With the all press that LucasArts has gotten for releasing Secret of Monkey Island: Special Edition and several of its classic adventures on Steam, it was really just a question of time before other publishers would follow. First to jump on the “everything old is new again” bandwagon: Activision with news that they’ve expanded their offerings on Steam to include the King’s Quest and Space Quest Collections, Aces of the Galaxy, Time Shift and 3D Ultra Minigolf Adventures.
Ordinarily, I’d be one of the first to jump at the chance to replay (or in some cases, play for the first time) classic games I own on 3.5 floppy disks(!), but both the KQ and SQ collections are the same shovelware Activision foisted on the unsuspecting gaming public back in 2006. You remember, the collections where no tweakage of any kind was done to compensate for modern gaming systems… oh, right, they included DOSbox along with a wing and a prayer. Thanks for that. (where’s that rolling-eyes smilie?) The Steam page for King’s Quest even goes so far as to list the following warning: “Some games in this collection may run under Windows XP 64 and Vista 32/64, but are not officially supported.” So, tell me again why you’re offering these collections? Is it to test the waters for the possible release of classic IPs or is it all about the Benjamins? I’ll let you decide.

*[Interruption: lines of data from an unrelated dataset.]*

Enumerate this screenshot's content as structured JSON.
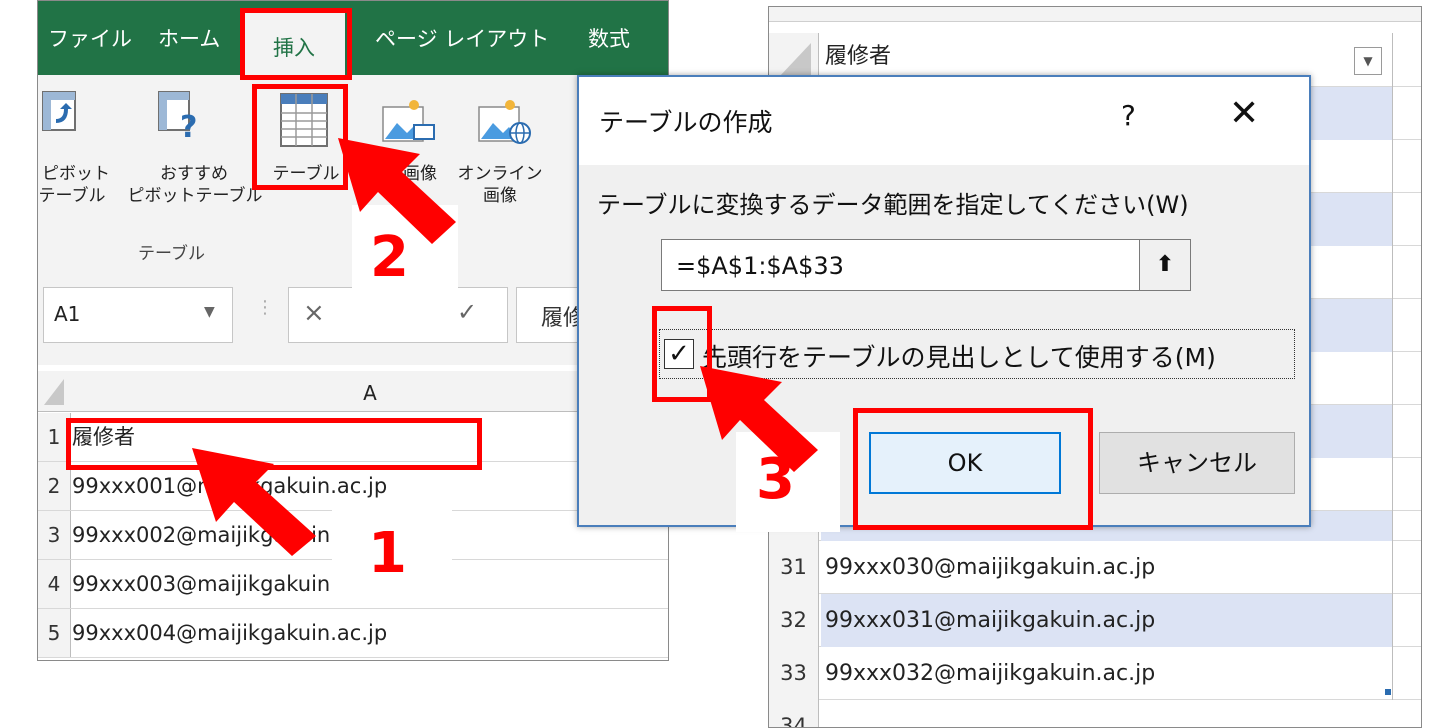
{
  "ribbon": {
    "tabs": [
      "ファイル",
      "ホーム",
      "挿入",
      "ページ レイアウト",
      "数式"
    ],
    "active_tab": "挿入",
    "buttons": {
      "pivot_line1": "ピボット",
      "pivot_line2": "テーブル",
      "rec_pivot_line1": "おすすめ",
      "rec_pivot_line2": "ピボットテーブル",
      "table": "テーブル",
      "image": "画像",
      "online_line1": "オンライン",
      "online_line2": "画像"
    },
    "group_label": "テーブル"
  },
  "formula_bar": {
    "namebox": "A1",
    "cancel_symbol": "×",
    "enter_symbol": "✓",
    "content_partial": "履修"
  },
  "sheet_left": {
    "column_header": "A",
    "rows": [
      {
        "num": "1",
        "value": "履修者"
      },
      {
        "num": "2",
        "value": "99xxx001@maijikgakuin.ac.jp"
      },
      {
        "num": "3",
        "value": "99xxx002@maijikgakuin.ac.jp"
      },
      {
        "num": "4",
        "value": "99xxx003@maijikgakuin.ac.jp"
      },
      {
        "num": "5",
        "value": "99xxx004@maijikgakuin.ac.jp"
      }
    ]
  },
  "sheet_right": {
    "header": "履修者",
    "rows": [
      {
        "num": "31",
        "value": "99xxx030@maijikgakuin.ac.jp"
      },
      {
        "num": "32",
        "value": "99xxx031@maijikgakuin.ac.jp"
      },
      {
        "num": "33",
        "value": "99xxx032@maijikgakuin.ac.jp"
      },
      {
        "num": "34",
        "value": ""
      }
    ],
    "band_color": "#dce3f4"
  },
  "dialog": {
    "title": "テーブルの作成",
    "help": "?",
    "close": "✕",
    "prompt": "テーブルに変換するデータ範囲を指定してください(W)",
    "range": "=$A$1:$A$33",
    "range_button": "⬆",
    "checkbox_label": "先頭行をテーブルの見出しとして使用する(M)",
    "checkbox_checked": "✓",
    "ok": "OK",
    "cancel": "キャンセル"
  },
  "annotations": {
    "step1": "1",
    "step2": "2",
    "step3": "3",
    "color": "#ff0000"
  },
  "colors": {
    "excel_green": "#217346",
    "dialog_border": "#4a7ebb",
    "ok_border": "#0078d7"
  }
}
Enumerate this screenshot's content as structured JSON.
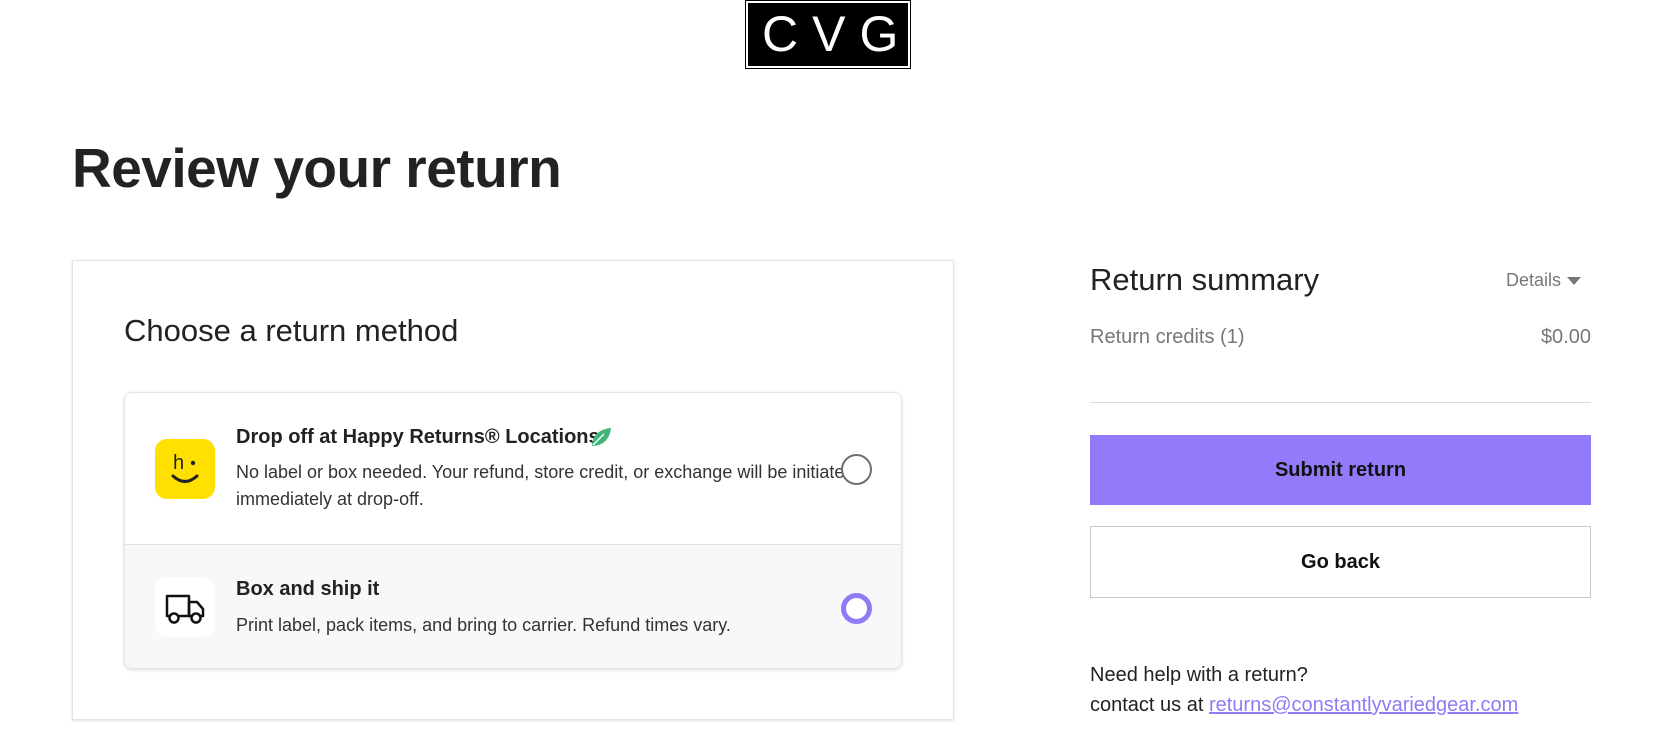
{
  "brand": {
    "logo_text": "CVG"
  },
  "page": {
    "title": "Review your return"
  },
  "return_method": {
    "title": "Choose a return method",
    "options": [
      {
        "label": "Drop off at Happy Returns® Locations",
        "description": "No label or box needed. Your refund, store credit, or exchange will be initiated immediately at drop-off.",
        "icon": "happy-returns-logo-icon",
        "badge_icon": "leaf-icon",
        "selected": false
      },
      {
        "label": "Box and ship it",
        "description": "Print label, pack items, and bring to carrier. Refund times vary.",
        "icon": "truck-icon",
        "selected": true
      }
    ]
  },
  "summary": {
    "title": "Return summary",
    "details_label": "Details",
    "credits_label": "Return credits (1)",
    "credits_value": "$0.00",
    "submit_label": "Submit return",
    "back_label": "Go back"
  },
  "help": {
    "line1": "Need help with a return?",
    "line2_prefix": "contact us at",
    "email": "returns@constantlyvariedgear.com"
  },
  "colors": {
    "accent": "#927afa",
    "radio_selected": "#8f7bf5",
    "happy_returns_yellow": "#ffe000",
    "leaf_green": "#3fb57a"
  }
}
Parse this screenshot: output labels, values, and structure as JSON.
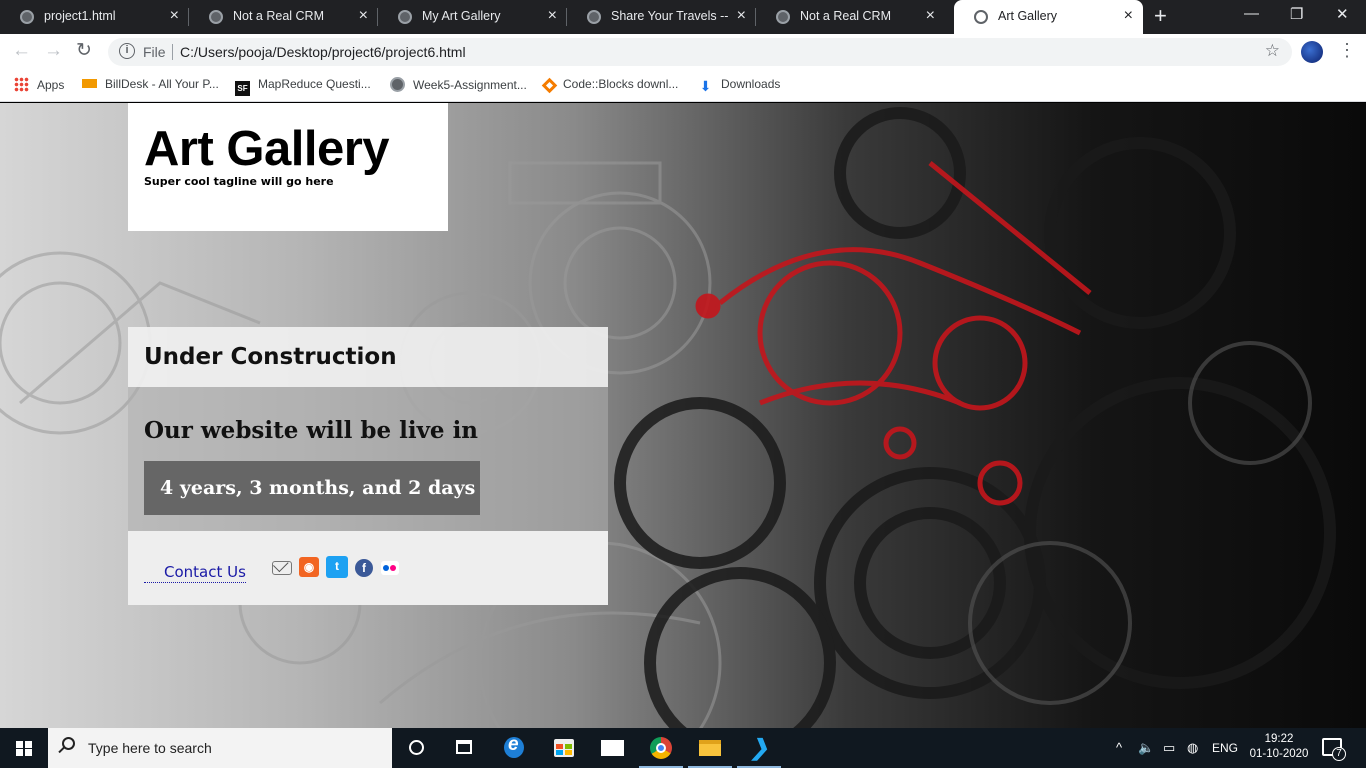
{
  "browser": {
    "tabs": [
      {
        "title": "project1.html",
        "active": false
      },
      {
        "title": "Not a Real CRM",
        "active": false
      },
      {
        "title": "My Art Gallery",
        "active": false
      },
      {
        "title": "Share Your Travels -- M",
        "active": false
      },
      {
        "title": "Not a Real CRM",
        "active": false
      },
      {
        "title": "Art Gallery",
        "active": true
      }
    ],
    "tab_close_glyph": "×",
    "new_tab_glyph": "+",
    "window_controls": {
      "minimize": "—",
      "restore": "❐",
      "close": "✕"
    },
    "nav": {
      "back": "←",
      "forward": "→",
      "reload": "↻"
    },
    "address": {
      "scheme_label": "File",
      "url": "C:/Users/pooja/Desktop/project6/project6.html",
      "info_glyph": "i",
      "star_glyph": "☆"
    },
    "menu_glyph": "⋮",
    "bookmarks": [
      {
        "label": "Apps",
        "icon": "apps-grid-icon"
      },
      {
        "label": "BillDesk - All Your P...",
        "icon": "billdesk-icon"
      },
      {
        "label": "MapReduce Questi...",
        "icon": "sf-icon"
      },
      {
        "label": "Week5-Assignment...",
        "icon": "globe-icon"
      },
      {
        "label": "Code::Blocks downl...",
        "icon": "codeblocks-icon"
      },
      {
        "label": "Downloads",
        "icon": "download-icon"
      }
    ],
    "sf_icon_text": "SF",
    "download_glyph": "⬇"
  },
  "page": {
    "site_title": "Art Gallery",
    "tagline": "Super cool tagline will go here",
    "section_heading": "Under Construction",
    "live_heading": "Our website will be live in",
    "countdown": "4 years, 3 months, and 2 days",
    "contact_label": "Contact Us",
    "social_icons": [
      "mail-icon",
      "rss-icon",
      "twitter-icon",
      "facebook-icon",
      "flickr-icon"
    ],
    "rss_glyph": "◉",
    "twitter_glyph": "t",
    "facebook_glyph": "f",
    "colors": {
      "accent_red": "#c4161c",
      "link": "#1a1aa6",
      "countdown_bg": "#666666"
    }
  },
  "taskbar": {
    "search_placeholder": "Type here to search",
    "tray": {
      "chevron": "^",
      "volume": "🔈",
      "battery": "▭",
      "network": "◍",
      "language": "ENG"
    },
    "time": "19:22",
    "date": "01-10-2020",
    "notification_count": "7"
  }
}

If you’re really hungering for some old-school King’s Quest action, might I suggest taking a stroll over to AGDInteractive and pick up one of their remakes… for free. Nada. Zilch. Their King’s Quest I: Quest for the Crown was one of the first strictly fan-made remakes done and it’s a beautiful piece of work. Now there’s something done for the love of the game.
This is obviously just poor Sierra catchup, and LucasArts, so I’ve heard, released their stuff using DOSBox and ScummVM, the sods – I’d love to be proved wrong here.
I’m disappointed there is no proper support to get such titles working on newer systems. It’s a real shame.
You can probably blame the international juggernaut of anti-consumer evil that is Activision/Blizzard for this, since I assume the rights to those old Sierra titles reverted to Actizzard when Vivendi was rolled into the megapub and Sierra got dissolved. It’d take only a modest effort to get these games running in some simple proprietary emulator that would future proof them at least for a few more years, and almost unconscionable to charge money for games they know aren’t likely to work.
Frankly I wish they’d release these classics to the world, let modders and open sourcers tweak them so a new generation can experience the games of yore.